Осенней ночью, когда гудел старый вяз, воробей вдруг проснулся. Его испугал стон. Бил холодный дождик в оконце. Что-то хрипело.
Воробей в страхе метнулся, ударился в стенку и опустился. Стало тихо-тихо.
– Мэри!.. Это вы?..
Ни звука.
Он почувствовал под собой что-то теплое, влажное.
– Это вы, Мэри?!
Он скакнул раз-другой… Это гривка – она не дрожит!
Он ступил на голову, на ноздри, сел на ухо… Твердое ушко не дергается.
Ему стало страшно. Он нашел знакомую щель и попал под холодные струи дождя. Вон в темноте белеет конурка.
– Жук!.. Проснитесь!!
– Что такое? Что?.. – высунулась лохматая голова.
– Мэри… там… умерла наша Мэри… Жук, что нам делать?! Чик-чик-чик… – затерялся печальный писк в шуме ветра.
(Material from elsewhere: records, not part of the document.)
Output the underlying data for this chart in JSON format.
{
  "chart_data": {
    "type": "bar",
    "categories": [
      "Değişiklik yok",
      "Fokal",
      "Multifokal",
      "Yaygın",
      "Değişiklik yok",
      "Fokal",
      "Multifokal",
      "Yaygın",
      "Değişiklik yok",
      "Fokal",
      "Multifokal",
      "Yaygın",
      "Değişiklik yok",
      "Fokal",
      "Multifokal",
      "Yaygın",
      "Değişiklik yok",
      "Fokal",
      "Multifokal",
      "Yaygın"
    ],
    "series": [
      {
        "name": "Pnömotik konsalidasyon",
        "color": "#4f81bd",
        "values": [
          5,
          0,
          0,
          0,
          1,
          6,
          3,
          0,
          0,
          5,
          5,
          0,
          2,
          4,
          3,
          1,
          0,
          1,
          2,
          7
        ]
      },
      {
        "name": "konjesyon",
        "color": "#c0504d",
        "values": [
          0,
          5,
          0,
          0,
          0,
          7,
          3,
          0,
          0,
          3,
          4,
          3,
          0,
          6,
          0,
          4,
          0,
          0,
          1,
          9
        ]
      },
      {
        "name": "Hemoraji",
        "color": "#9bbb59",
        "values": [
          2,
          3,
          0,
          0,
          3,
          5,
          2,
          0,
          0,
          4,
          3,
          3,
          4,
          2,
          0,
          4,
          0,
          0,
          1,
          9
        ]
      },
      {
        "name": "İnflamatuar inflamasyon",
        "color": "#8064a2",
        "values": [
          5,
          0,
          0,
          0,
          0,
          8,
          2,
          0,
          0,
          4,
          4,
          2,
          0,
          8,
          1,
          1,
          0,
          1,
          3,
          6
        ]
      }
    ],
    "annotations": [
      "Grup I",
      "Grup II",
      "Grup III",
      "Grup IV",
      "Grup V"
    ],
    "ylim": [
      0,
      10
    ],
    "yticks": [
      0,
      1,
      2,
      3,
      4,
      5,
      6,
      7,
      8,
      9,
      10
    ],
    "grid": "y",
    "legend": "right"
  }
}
Жук вылез, нагнул морду к земле и завыл…
«У-у-у-у…»
В доме было темно. Скрипел старый вяз, падали листья.
Тревожно спал старый жокей.
1907
Взгляните на ананас! Какой шишковатый и толстокожий! А под бугроватой корой его прячется душистая золотистая мякоть.
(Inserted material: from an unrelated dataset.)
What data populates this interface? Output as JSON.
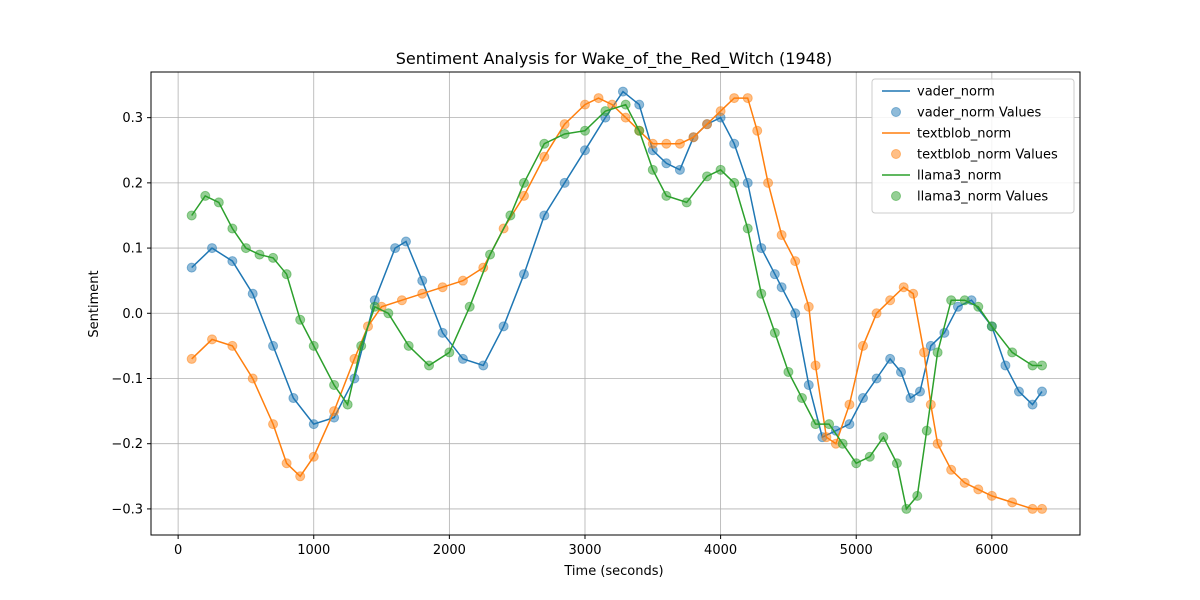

А гранат! Его кожура крепка, как подошва, как старая, усохшая резина. А внутри притаились крупные розовые слезы, эти мягкие хрустали – его сочные зерна.
Вот на окне скромно прижался в уголок неуклюжий кактус, колючий, толстокожий. Стоит ненужный и угрюмый, как еж. И сколько лет стоит так, ненужный. И вдруг ночью, на восходе солнца, вспыхивает в нем огненная звезда, огромная, нежная, как исполинский цветок золотой розы. Улыбнулся угрюмый еж, и улыбнулся-то на какой-нибудь час. И долго помнится эта поражающая улыбка. Эти суровые покрышки, угрюмые лица, нахмуренные брови!
Вот угрюмый господин сидит на бульваре, читает газету и через пенсне строго поглядывает на вас.
По виду-то уж очень суров. А я могу вас уверить, что это величайший добряк, и на бульвар-то заходит, чтобы поглядеть на детишек, послушать их нежные голоски.
А вот деловой человек. Он только что сидел в своей лавке и, забыв все, выстукивал на счетах и выводил в толстой книге цифры и цифры. И кажется, нет для него ничего, кроме его цифр и барышей.
Кажется… А попробуйте заглянуть в него хорошенько. Да незачем и заглядывать. Придет такой случай, что он и сам раскроется, как угрюмый кактус, и выглянет из него то, что, казалось, совсем задавили в нем его толстые книги и цифры.
Да, наружность обманчива. Да вот вам пример: мой Марс, мой близкий друг, простой двухгодовалый сеттер. Он тоже… как бы это сказать… ну, обманчив, что ли… Да, простой, как можно подумать с первого взгляда. Весь рыжий, ласковые глаза. Очень смирный, когда спит на коврике, под вешалкой. Даже иногда улыбается во сне. Очень мило виляет роскошным хвостом. А вы попробуйте у него выдернуть косточку из пасти! Вы попробуйте. Я раз попробовал – больше не пробую. И вообще, шельма порядочная. А как он делает стойку на… мух! Я не охочусь, и он поневоле упражняется над этой дичью, чтобы не зарыть в землю таланта. Стоит полюбоваться! Весь он – ласка и нежность. Не думает ни о костях, ни о почтальоне, которого считает врагом дома. Млеет и тает с поднятой лапкой, и в карих глазках его не то грусть, не то мольба. И мухи с восторгом взирают на него и польщены, польщены… Ляск! – и мухи как не бывало.